Rewriting the Timeline of the Spanish Flu
Until this study, most high-quality genome sequences from the 1918 flu pandemic came from autumn or winter 1918, mainly in North America. That led researchers to believe that the most dangerous viral changes happened later in the pandemic. But this genome—recovered from sample ZH1502, as it’s designated—pushes that timeline back.
Two earlier sequences from Berlin, collected in late June 1918, still showed “avian-like” markers (G16 and L283 in NP), while the Zurich genome collected just three weeks later already had the human-adapted versions. This suggests a rapid evolutionary shift was underway across Europe at that time.
Whether this represents co-circulating viral strains or a swift mutation sweep isn’t yet certain. But it underscores how fast and early the 1918 flu was adapting—something that has major implications for how we think about the early stages of pandemics.
1918 vs. 2009: How Fast Do Flu Viruses Diversify?
Using phylogenetic analysis, the team compared the 1918 genome diversity with that of the 2009 H1N1 pandemic—a more recent flu outbreak with a rich sequencing record.
The researchers found that 1918 strains displayed more genetic divergence and diversity in key segments like PB2, PA, and HA than their 2009 counterparts. These segments are central to how flu viruses replicate and spread in the body.
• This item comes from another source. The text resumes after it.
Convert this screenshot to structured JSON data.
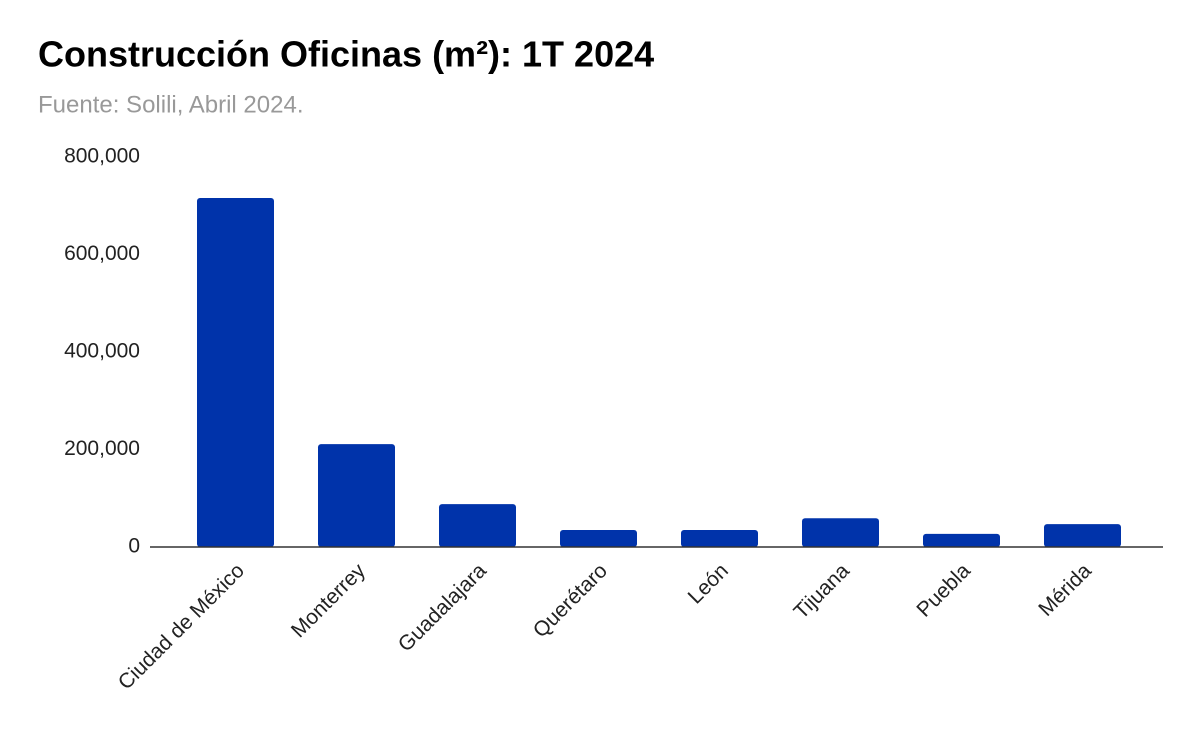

More specifically, PB2 had the highest number of amino acid-altering mutations, suggesting rapid viral adaptation during the early pandemic phase. In 2009, PB2 was among the more stable segments.
This higher diversity in 1918 may explain the virus’s sharp increase in pathogenicity between the first and second waves. The team notes that viral reassortment could also be playing a role, but current data are too limited to confirm.
The Technology That Made This Possible
To retrieve viable RNA from a 107-year-old lung stored in formalin, the team created a ligation-based extraction protocol that:
- Works without hazardous chemicals like phenol or chloroform.
- Recovers short and highly degraded RNA fragments.
- Retains strand orientation, allowing scientists to distinguish viral replication patterns.
- Minimizes data loss during rRNA depletion.
This protocol outperformed traditional random hexamer-based sequencing methods, especially in ancient or degraded samples, and could now unlock tens of thousands of medical samples stored in pathology museums around the world.
Could Other Pandemics Be Hiding in Formalin Jars?
The study opens the door for wider use of historical tissue archives to study other pathogens. The researchers emphasize that formalin-fixed medical collections—long thought to be scientifically unusable—might now offer genomic insights into diseases like tuberculosis, HIV, or even pre-antibiotic bacterial infections.
Larger collections such as Vienna’s Narrenturm (with over 35,000 wet specimens) or pathology institutes in Paris, London, and Berlin could hold forgotten viral genomes that help scientists trace how pathogens jumped species, evolved, or gained resistance to treatments.
This research also shows that cross-disciplinary work—combining medical history, molecular biology, and advanced sequencing—is essential to piece together the early steps of pandemics.